We have about four thousand movie channels, it seems like–all these HBOs and Cinemaxes and IFCs–not to mention all the On-Demand stuff, when it’s working.
The Butcher, who loves movies, loves this. I don’t really watch movies, though, and when I do, I have some rules:
1. No movies that will make me cry. I’m not spending $10 so that I can sit in a theater and sob. If I want to cry, I’ll just think about the shitty things going on in the world, and I can do that for free.
2. No girly crap. I don’t need to see Reese Whitherspoon or Sandra Bullock placed in ridiculous situations and comic mix-ups until they end up with Mr. Perfect.
3. No heartfelt dramas about men and their inability to express their feelings, that celebrate their manly tragic bonds which persevere even in times of stress–like war or Thanksgiving.
4. Nothing with Tom Hanks.
5. No “teach me a lesson” movies.
So, no, it doesn’t leave me with a whole lot. But here are my ten favorites, in no particular order:
The Pillow Book–Miss J. and I watched this one night and then sat on her couch just staring at each other in wonder for a long time. What the fuck was that? I’m still not sure. But it’s got a lot to recommend it. Ewan McGregor in all his glory. Words all over the place, on the walls, on the men, on the faces of small girls. I’ve seen other Peter Greenaway movies and I’ve liked them, but none as much as this one.
The Lost Boys–This was the first rated R movie I ever saw. My mom took me my freshman year of high school and we sat in the front of the theater and she screamed so loud so repeatedly that high schoolers were yelling at her to shut up. I was certain she’d ruined my life; I was mortified. This movie is so bad in so many ways, but I still love it. My mom still can’t watch it without screaming.
Eve’s Bayou–This may be my favorite movie ever. It’s sufficiently creepy and moody and there’s a kind of ambiguity to the magic that I respect.
The Devil’s Rejects–I’ve already talked about my great love for this movie. But my favorite thing about it is that the characters have a real moral consistency. You can’t help but think that, if you spent enough time with them, you could figure out what makes them tick. And yet, I also don’t think that’s true. So, I like that you both feel compelled to find something recognizably human in them and that you can’t.
The Company of Wolves–This is my one exception to the “no girly crap” rule, a delightful series of tales about werewolves, some of which end romantically, some of which end tragically. The special effects are a little cheesy, but there’s something nice about the dream-like quality to it.
The Wicker Man–If you identify with the policeman, this is a horror movie. If you don’t, it’s a really cool movie with a somewhat weird ending, in that it seems like something really horrid has happened, and yet didn’t that policeman get just what he deserved?
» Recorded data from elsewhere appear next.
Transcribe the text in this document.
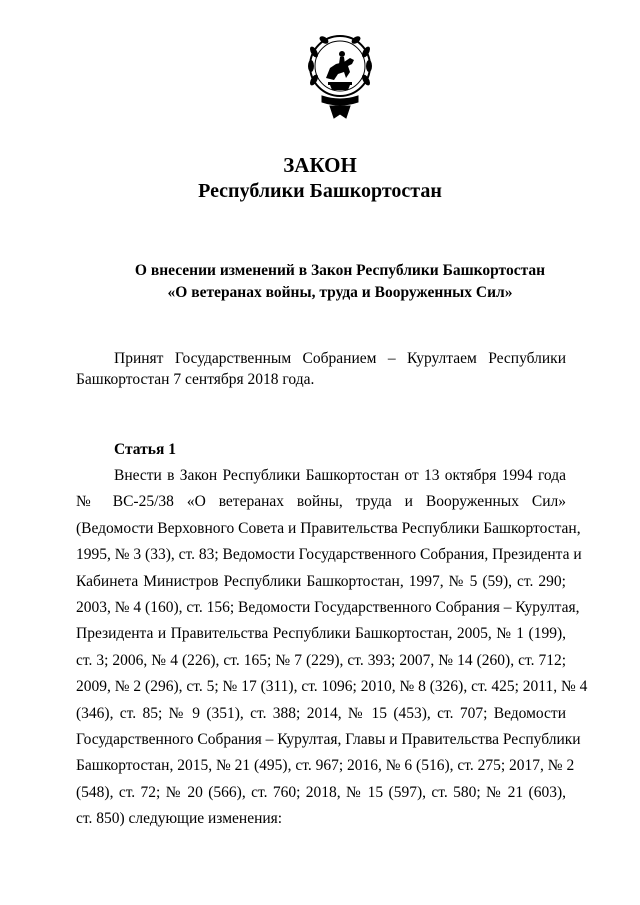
ЗАКОН
Республики Башкортостан
О внесении изменений в Закон Республики Башкортостан
«О ветеранах войны, труда и Вооруженных Сил»
Принят Государственным Собранием – Курултаем Республики Башкортостан 7 сентября 2018 года.
Статья 1
Внести в Закон Республики Башкортостан от 13 октября 1994 года
№ ВС-25/38 «О ветеранах войны, труда и Вооруженных Сил»
(Ведомости Верховного Совета и Правительства Республики Башкортостан,
1995, № 3 (33), ст. 83; Ведомости Государственного Собрания, Президента и
Кабинета Министров Республики Башкортостан, 1997, № 5 (59), ст. 290;
2003, № 4 (160), ст. 156; Ведомости Государственного Собрания – Курултая,
Президента и Правительства Республики Башкортостан, 2005, № 1 (199),
ст. 3; 2006, № 4 (226), ст. 165; № 7 (229), ст. 393; 2007, № 14 (260), ст. 712;
2009, № 2 (296), ст. 5; № 17 (311), ст. 1096; 2010, № 8 (326), ст. 425; 2011, № 4
(346), ст. 85; № 9 (351), ст. 388; 2014, № 15 (453), ст. 707; Ведомости
Государственного Собрания – Курултая, Главы и Правительства Республики
Башкортостан, 2015, № 21 (495), ст. 967; 2016, № 6 (516), ст. 275; 2017, № 2
(548), ст. 72; № 20 (566), ст. 760; 2018, № 15 (597), ст. 580; № 21 (603),
ст. 850) следующие изменения:
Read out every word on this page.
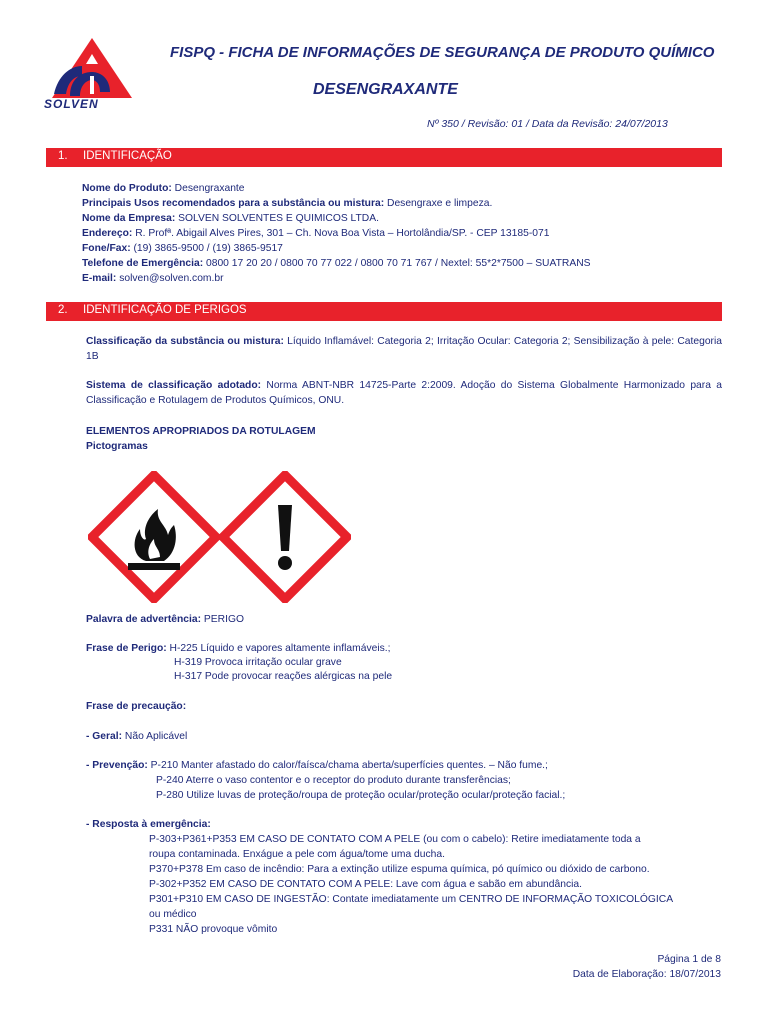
SOLVEN
FISPQ - FICHA DE INFORMAÇÕES DE SEGURANÇA DE PRODUTO QUÍMICO
DESENGRAXANTE
Nº 350 / Revisão: 01 / Data da Revisão: 24/07/2013
1. IDENTIFICAÇÃO
Nome do Produto: Desengraxante
Principais Usos recomendados para a substância ou mistura: Desengraxe e limpeza.
Nome da Empresa: SOLVEN SOLVENTES E QUIMICOS LTDA.
Endereço: R. Profª. Abigail Alves Pires, 301 – Ch. Nova Boa Vista – Hortolândia/SP. - CEP 13185-071
Fone/Fax: (19) 3865-9500 / (19) 3865-9517
Telefone de Emergência: 0800 17 20 20 / 0800 70 77 022 / 0800 70 71 767 / Nextel: 55*2*7500 – SUATRANS
E-mail: solven@solven.com.br
2. IDENTIFICAÇÃO DE PERIGOS
Classificação da substância ou mistura: Líquido Inflamável: Categoria 2; Irritação Ocular: Categoria 2; Sensibilização à pele: Categoria 1B
Sistema de classificação adotado: Norma ABNT-NBR 14725-Parte 2:2009. Adoção do Sistema Globalmente Harmonizado para a Classificação e Rotulagem de Produtos Químicos, ONU.
ELEMENTOS APROPRIADOS DA ROTULAGEM
Pictogramas
Palavra de advertência: PERIGO
Frase de Perigo: H-225 Líquido e vapores altamente inflamáveis.;
H-319 Provoca irritação ocular grave
H-317 Pode provocar reações alérgicas na pele
Frase de precaução:
- Geral: Não Aplicável
- Prevenção: P-210 Manter afastado do calor/faísca/chama aberta/superfícies quentes. – Não fume.;
P-240 Aterre o vaso contentor e o receptor do produto durante transferências;
P-280 Utilize luvas de proteção/roupa de proteção ocular/proteção ocular/proteção facial.;
- Resposta à emergência:
P-303+P361+P353 EM CASO DE CONTATO COM A PELE (ou com o cabelo): Retire imediatamente toda a
roupa contaminada. Enxágue a pele com água/tome uma ducha.
P370+P378 Em caso de incêndio: Para a extinção utilize espuma química, pó químico ou dióxido de carbono.
P-302+P352 EM CASO DE CONTATO COM A PELE: Lave com água e sabão em abundância.
P301+P310 EM CASO DE INGESTÃO: Contate imediatamente um CENTRO DE INFORMAÇÃO TOXICOLÓGICA
ou médico
P331 NÃO provoque vômito
Página 1 de 8
Data de Elaboração: 18/07/2013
The 13th Warrior–Yes, the horses are too big. Yes, saying “halls of Valhalla” is like saying “ATM machine.” Yes, there are a million ways it could have been better. But what the fuck do you want from an Antonio Banderas movie?
The Lord of the Rings–Well, of course.
Thelma and Louise–This movie, of course, violates my first rule, as I start crying right up front. But it’s great, all around, and has a shirtless Brad Pitt jumping on a bed.
A Christmas Carol–When I first moved to Nashville, a church out by Percy Priest Lake was advertising that they were going to do a “Christian” version of this story. My god. If you don’t see how Christian this story already is, you are a moron. Still, I love it. Every version. When I lived at home, my dad and I would watch this at least five times every Christmas season. I love the old black and white version where Scrooge does a headstand in his chair. And I love that the basic premise of the movie is that Jacob Marley cared enough about Scrooge to come back from the dead to straighten him out, even though we never know if Marley got anything out of that. Well, shit, maybe that violates rule three. Still, that to me is as great an example of friendship as you see in most movies and it’s totally understated.